Querido Michael Laitman:
Los problemas nos han vuelto a unir. Nuevamente confiamos en que el pueblo está unido, venceremos a cualquier enemigo, podemos, somos fuertes y defendemos nuestra patria. Estoy de acuerdo con todo esto, pero ¿dónde está ahora el Creador, aquel del que sigue hablando? ¿O se da a entender que Él está dentro de nuestra unidad?
Mi Respuesta:
Podemos decir que estamos cerca de la desgracia. Son nuestros enemigos quienes nos han silenciado unos respecto a otros.
Pregunta:
¿Quiere decir que aún queda mucho trabajo por hacer?
Respuesta:
¡No solo hay que hacer eso, tenemos que hacer el trabajo! Nos vimos obligados a olvidarnos de algunas disputas internas. Pero debemos entender que debemos trabajar seriamente en un error. El error es el odio mutuo, revelado en nosotros por el Creador que lo despierta específicamente para que le pidamos que haga la paz y el amor entre nosotros.
Pregunta:
¿Aún tenemos que llegar a esto?
Respuesta:
¡Por supuesto! ¿Y venir de qué manera? Tenemos que reconocer y sentir que existe un rechazo y un odio mutuos entre nosotros. Tenemos que superarlo.
¡Este trabajo es constante! No es algo que vaya a pasar en un par de semanas y ya está. Este odio no desaparecerá. Hemos alcanzado un nivel de conexión entre nosotros que se llama odio mutuo. Tenemos que reprimir desde arriba con nuestro amor mutuo. Es a través del odio que podemos alcanzar el amor.
Pregunta:
Acaba de decir algo muy interesante. ¿Es este un nivel de odio? Este nivel ya es muy alto. ¿El amor debería tener el mismo nivel?
Respuesta:
Debería estar aún más, por encima del odio.

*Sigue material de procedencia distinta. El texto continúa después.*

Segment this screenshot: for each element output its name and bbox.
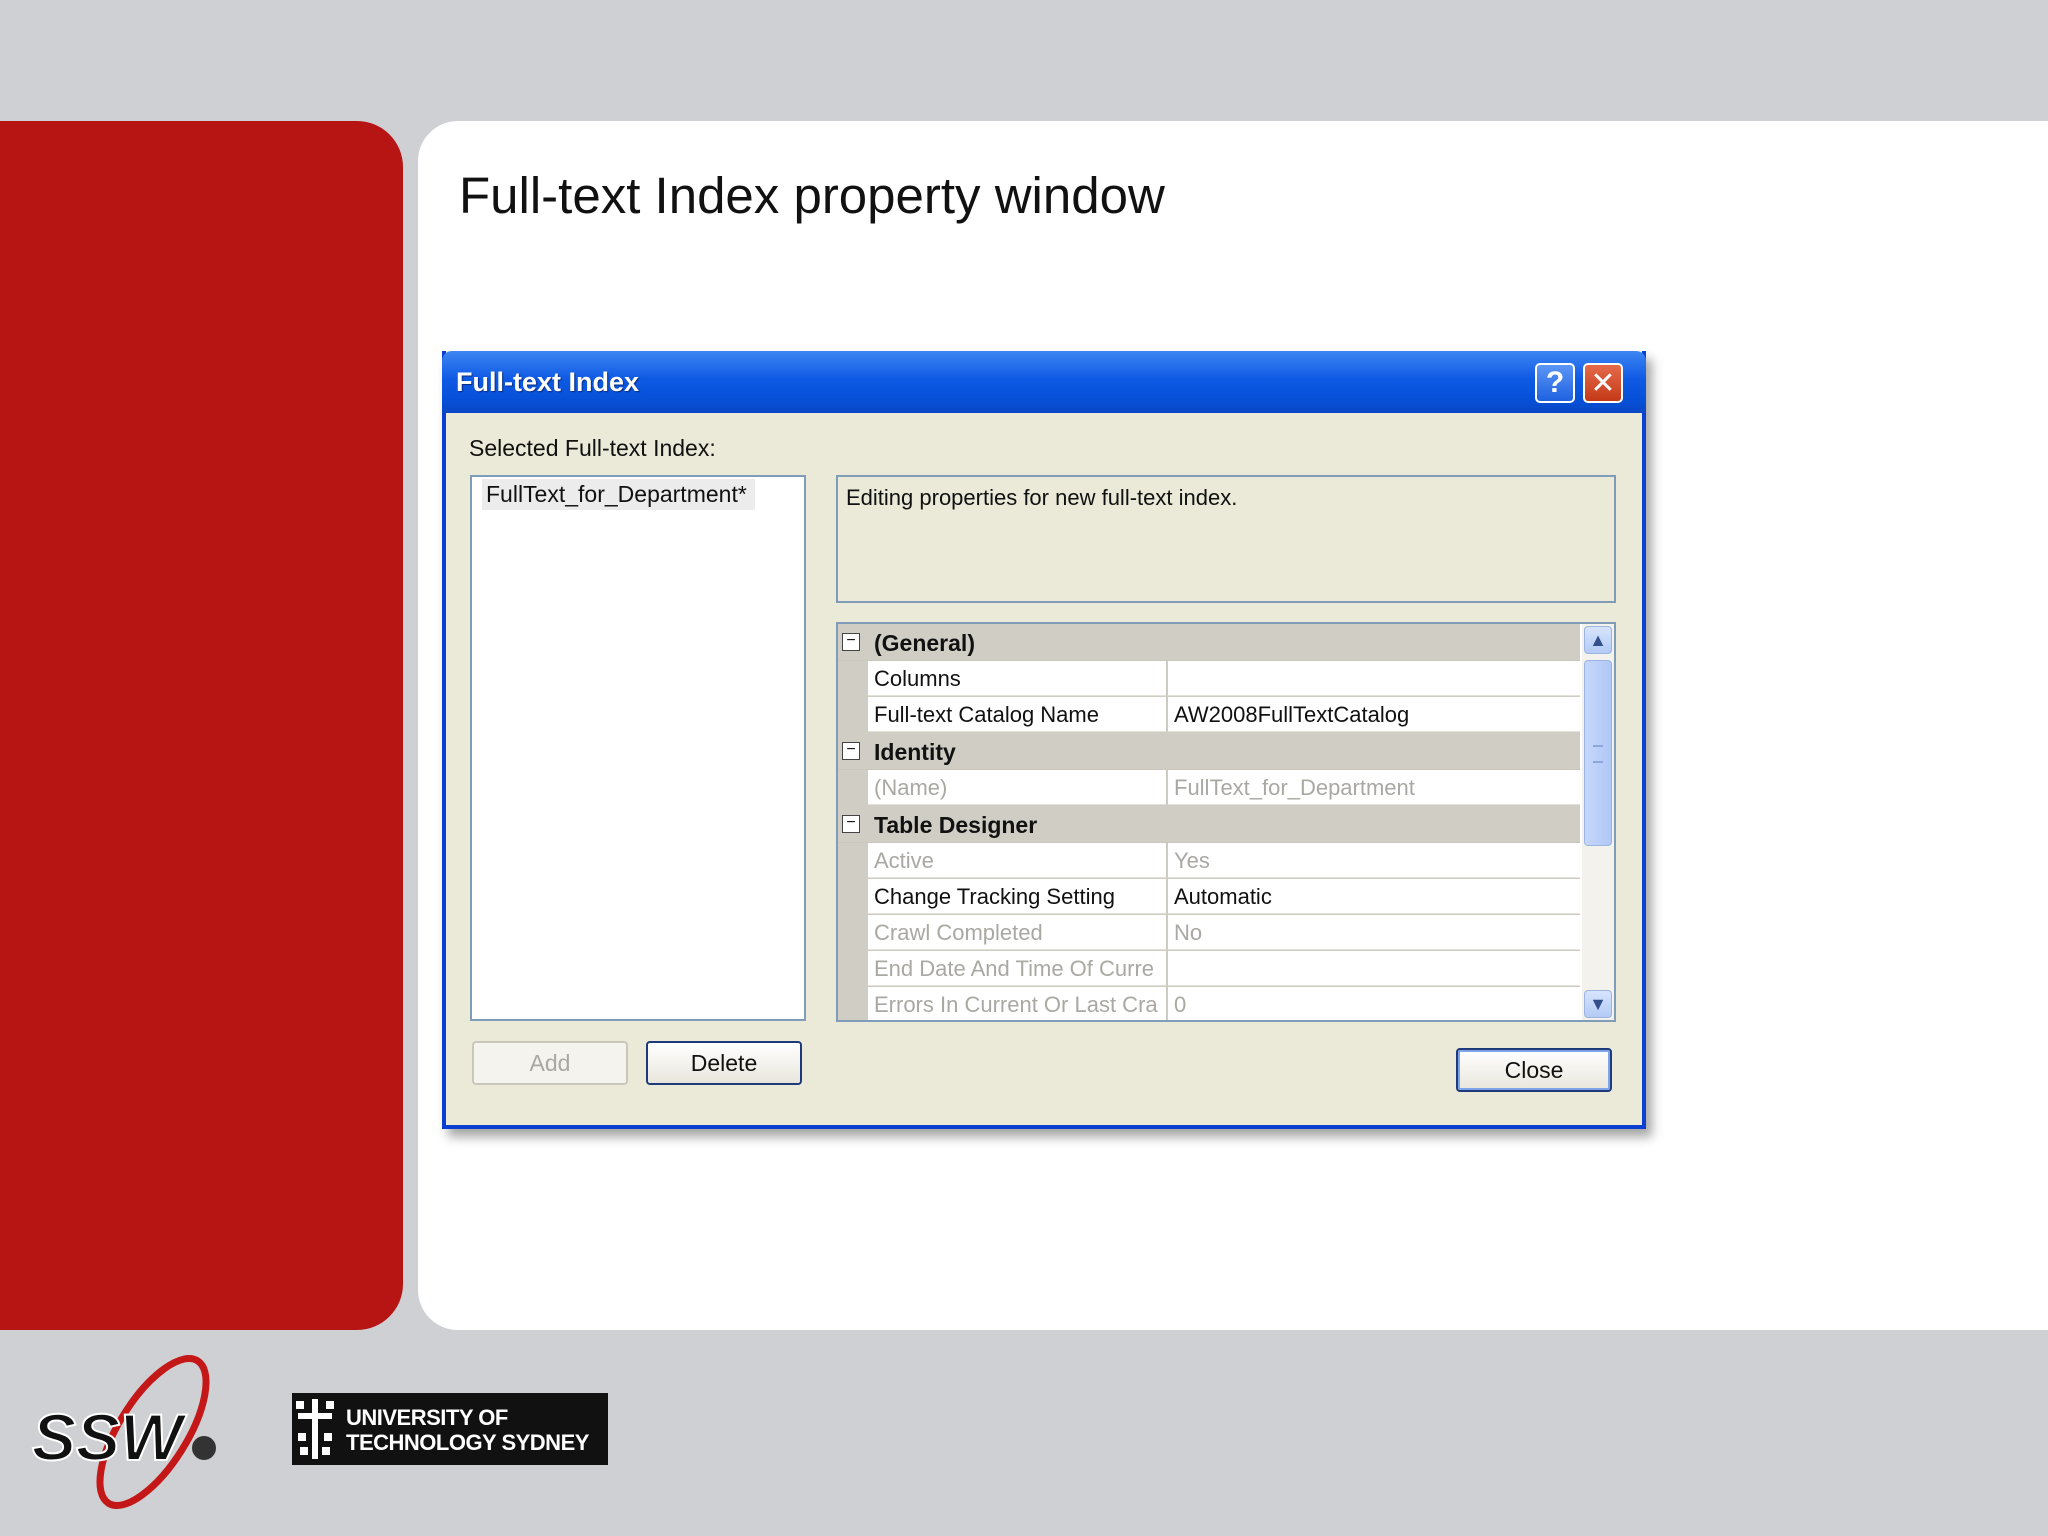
category-table-designer[interactable]: − Table Designer — [838, 806, 1580, 843]
collapse-icon[interactable]: − — [842, 633, 860, 651]
property-row-name[interactable]: (Name) FullText_for_Department — [838, 770, 1580, 806]
property-value[interactable]: Automatic — [1168, 879, 1580, 914]
close-button[interactable]: Close — [1456, 1048, 1612, 1092]
add-button[interactable]: Add — [472, 1041, 628, 1085]
uts-line-1: UNIVERSITY OF — [346, 1405, 508, 1430]
property-value: No — [1168, 915, 1580, 950]
ssw-logo: SSW — [31, 1355, 216, 1509]
chevron-up-icon: ▲ — [1589, 629, 1607, 650]
property-value: FullText_for_Department — [1168, 770, 1580, 805]
property-value[interactable] — [1168, 661, 1580, 696]
uts-logo: UNIVERSITY OF TECHNOLOGY SYDNEY — [292, 1393, 608, 1465]
chevron-down-icon: ▼ — [1589, 993, 1607, 1014]
vertical-scrollbar[interactable]: ▲ ▼ — [1582, 624, 1614, 1020]
property-value: 0 — [1168, 987, 1580, 1020]
scroll-down-button[interactable]: ▼ — [1584, 990, 1612, 1018]
property-name: Change Tracking Setting — [868, 879, 1167, 914]
slide-title: Full-text Index property window — [459, 167, 1165, 224]
category-name: (General) — [874, 630, 975, 656]
dialog-titlebar[interactable]: Full-text Index ? ✕ — [442, 351, 1646, 413]
uts-logo-text: UNIVERSITY OF TECHNOLOGY SYDNEY — [346, 1405, 589, 1455]
property-value — [1168, 951, 1580, 986]
property-name: (Name) — [868, 770, 1167, 805]
property-name: End Date And Time Of Curre — [868, 951, 1167, 986]
property-grid[interactable]: − (General) Columns Full-text Catalog Na… — [836, 622, 1616, 1022]
help-button[interactable]: ? — [1535, 363, 1575, 403]
property-row-active[interactable]: Active Yes — [838, 843, 1580, 879]
category-name: Table Designer — [874, 812, 1038, 838]
uts-crest-icon — [292, 1393, 338, 1465]
window-close-button[interactable]: ✕ — [1583, 363, 1623, 403]
property-row-change-tracking[interactable]: Change Tracking Setting Automatic — [838, 879, 1580, 915]
property-name: Errors In Current Or Last Cra — [868, 987, 1167, 1020]
scroll-thumb[interactable] — [1584, 660, 1612, 846]
property-value[interactable]: AW2008FullTextCatalog — [1168, 697, 1580, 732]
property-name: Active — [868, 843, 1167, 878]
property-row-columns[interactable]: Columns — [838, 661, 1580, 697]
delete-button[interactable]: Delete — [646, 1041, 802, 1085]
description-box: Editing properties for new full-text ind… — [836, 475, 1616, 603]
property-row-errors[interactable]: Errors In Current Or Last Cra 0 — [838, 987, 1580, 1020]
category-identity[interactable]: − Identity — [838, 733, 1580, 770]
property-value: Yes — [1168, 843, 1580, 878]
index-list[interactable]: FullText_for_Department* — [470, 475, 806, 1021]
dialog-title: Full-text Index — [456, 367, 640, 397]
grip-icon — [1593, 745, 1603, 763]
property-rows: − (General) Columns Full-text Catalog Na… — [838, 624, 1580, 1020]
full-text-index-dialog: Full-text Index ? ✕ Selected Full-text I… — [442, 351, 1646, 1129]
index-list-item[interactable]: FullText_for_Department* — [482, 479, 755, 510]
red-side-panel — [0, 121, 403, 1330]
scroll-up-button[interactable]: ▲ — [1584, 626, 1612, 654]
category-name: Identity — [874, 739, 956, 765]
property-name: Columns — [868, 661, 1167, 696]
close-icon: ✕ — [1590, 366, 1616, 400]
collapse-icon[interactable]: − — [842, 815, 860, 833]
selected-index-label: Selected Full-text Index: — [469, 435, 716, 461]
property-row-catalog-name[interactable]: Full-text Catalog Name AW2008FullTextCat… — [838, 697, 1580, 733]
property-name: Crawl Completed — [868, 915, 1167, 950]
category-general[interactable]: − (General) — [838, 624, 1580, 661]
ssw-logo-text: SSW — [32, 1400, 187, 1474]
property-name: Full-text Catalog Name — [868, 697, 1167, 732]
uts-line-2: TECHNOLOGY SYDNEY — [346, 1430, 589, 1455]
help-icon: ? — [1545, 366, 1565, 399]
property-row-end-date[interactable]: End Date And Time Of Curre — [838, 951, 1580, 987]
property-row-crawl-completed[interactable]: Crawl Completed No — [838, 915, 1580, 951]
collapse-icon[interactable]: − — [842, 742, 860, 760]
description-text: Editing properties for new full-text ind… — [846, 485, 1238, 510]
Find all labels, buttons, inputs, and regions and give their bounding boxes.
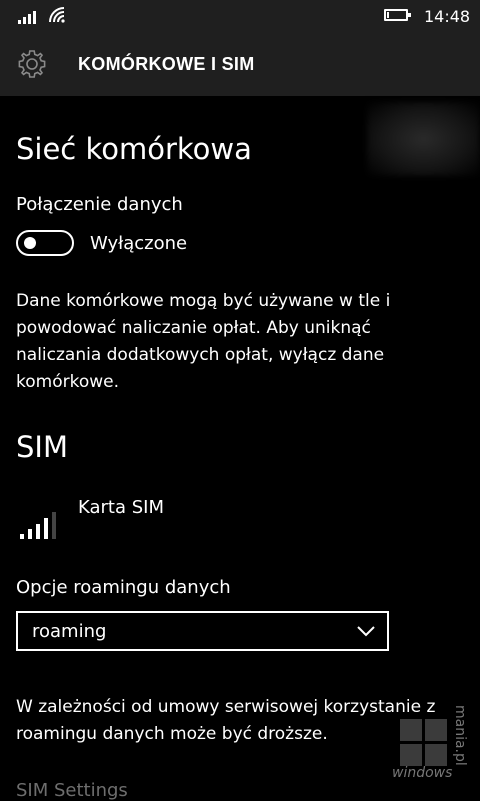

Este amor no está listo y no está ahí para que puedas tomarlo y reemplazarlo uno por otro. ¡Debe nacer de nosotros! Precisamente, en dolores de parto tan graves. Creo que no es fácil, este trabajo es para muchos años más.
Pregunta:
Ahora todo el mundo piensa y habla, de la victoria. Por favor, digame ¿a qué llama victoria?
Respuesta:
Me refiero a la victoria de una persona sobre sí misma. Cuando uno se da cuenta de que para ganar debe derrotarse a sí mismo porque además de él solo existe el Creador. Aquí nada puede ser de otra manera.
Lo único que necesitamos es comprender que siempre nos hemos comportado incorrectamente. Ahora es el momento de aceptar, darse cuenta y admitir quién tiene la culpa.
Somos nosotros. Al odiarnos unos a otros, nos hemos llevado a nosotros mismos y al país al hecho de que no puede existir de esta manera. Debemos dar una respuesta clara a esto y proceder con lo que debemos hacer para que este país sea judío y viable.